It's all double Dutch to me
The Dutch have for a long time been one of the most popular teams at the World Cup - all that orange, Total Football tradition and terrace bonhomie seems to appeal to the neutral fan.
But this particular nation always poses a problem for any media organisation covering the football - what do you actually call the team?
As any student of European political history will know, the official title of the country is the Netherlands. The name "Holland", meanwhile, actually refers to only part of the country.
But this is where BBC Sport (and, it must be said, much of the British media) diverges from officialdom. We generally refer to the team as Holland.
Why is this, you would be more than entitled to ask?
Our reasoning is that the name of the country is the Netherlands, but the name of the football team is Holland. And while I appreciate that some readers may object to such a description, from the perspective of the UK-centric football fan (ie the audience we aim to serve) it is a more natural description.

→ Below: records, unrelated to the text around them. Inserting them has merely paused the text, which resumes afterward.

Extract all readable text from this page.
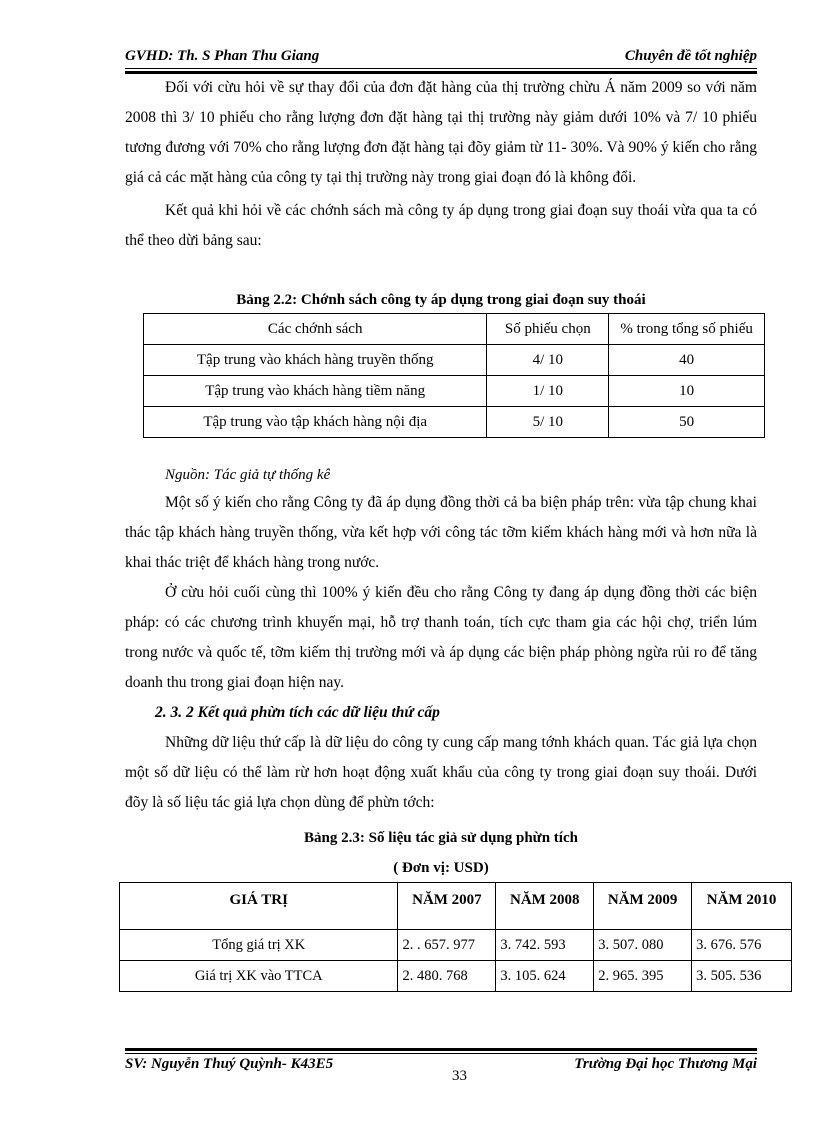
GVHD: Th. S Phan Thu Giang	Chuyên đề tốt nghiệp

Đối với cừu hỏi về sự thay đổi của đơn đặt hàng của thị trường chừu Á năm 2009 so với năm 2008 thì 3/ 10 phiếu cho rằng lượng đơn đặt hàng tại thị trường này giảm dưới 10% và 7/ 10 phiếu tương đương với 70% cho rằng lượng đơn đặt hàng tại đõy giảm từ 11- 30%. Và 90% ý kiến cho rằng giá cả các mặt hàng của công ty tại thị trường này trong giai đoạn đó là không đổi.

Kết quả khi hỏi về các chớnh sách mà công ty áp dụng trong giai đoạn suy thoái vừa qua ta có thể theo dừi bảng sau:

Bảng 2.2: Chớnh sách công ty áp dụng trong giai đoạn suy thoái
Các chớnh sách	Số phiếu chọn	% trong tổng số phiếu
Tập trung vào khách hàng truyền thống	4/ 10	40
Tập trung vào khách hàng tiềm năng	1/ 10	10
Tập trung vào tập khách hàng nội địa	5/ 10	50
Nguồn: Tác giả tự thống kê

Một số ý kiến cho rằng Công ty đã áp dụng đồng thời cả ba biện pháp trên: vừa tập chung khai thác tập khách hàng truyền thống, vừa kết hợp với công tác tỡm kiếm khách hàng mới và hơn nữa là khai thác triệt để khách hàng trong nước.

Ở cừu hỏi cuối cùng thì 100% ý kiến đều cho rằng Công ty đang áp dụng đồng thời các biện pháp: có các chương trình khuyến mại, hỗ trợ thanh toán, tích cực tham gia các hội chợ, triển lúm trong nước và quốc tế, tỡm kiếm thị trường mới và áp dụng các biện pháp phòng ngừa rủi ro để tăng doanh thu trong giai đoạn hiện nay.

2. 3. 2 Kết quả phừn tích các dữ liệu thứ cấp

Những dữ liệu thứ cấp là dữ liệu do công ty cung cấp mang tớnh khách quan. Tác giả lựa chọn một số dữ liệu có thể làm rừ hơn hoạt động xuất khẩu của công ty trong giai đoạn suy thoái. Dưới đõy là số liệu tác giả lựa chọn dùng để phừn tớch:

Bảng 2.3: Số liệu tác giả sử dụng phừn tích
( Đơn vị: USD)
GIÁ TRỊ	NĂM 2007	NĂM 2008	NĂM 2009	NĂM 2010
Tổng giá trị XK	2. . 657. 977	3. 742. 593	3. 507. 080	3. 676. 576
Giá trị XK vào TTCA	2. 480. 768	3. 105. 624	2. 965. 395	3. 505. 536
SV: Nguyễn Thuý Quỳnh- K43E5	Trường Đại học Thương Mại
33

One of the reasons we label them Holland is that this is what most of the Dutch fans themselves would appear to call the side they follow. As anyone who has seen their orange-clad supporters in action will know, one of their favourite songs is Hup Holland.
So those people who have contacted us to point out the correct name of the country is the Netherlands are, of course, right. But football is a different world to geo-politics - and while BBC News would only ever refer to the country with its official nomenclature, our view in BBC Sport is slightly more relaxed.
Apologies if this causes any offence. But football, as we know, has a set of rules all its own.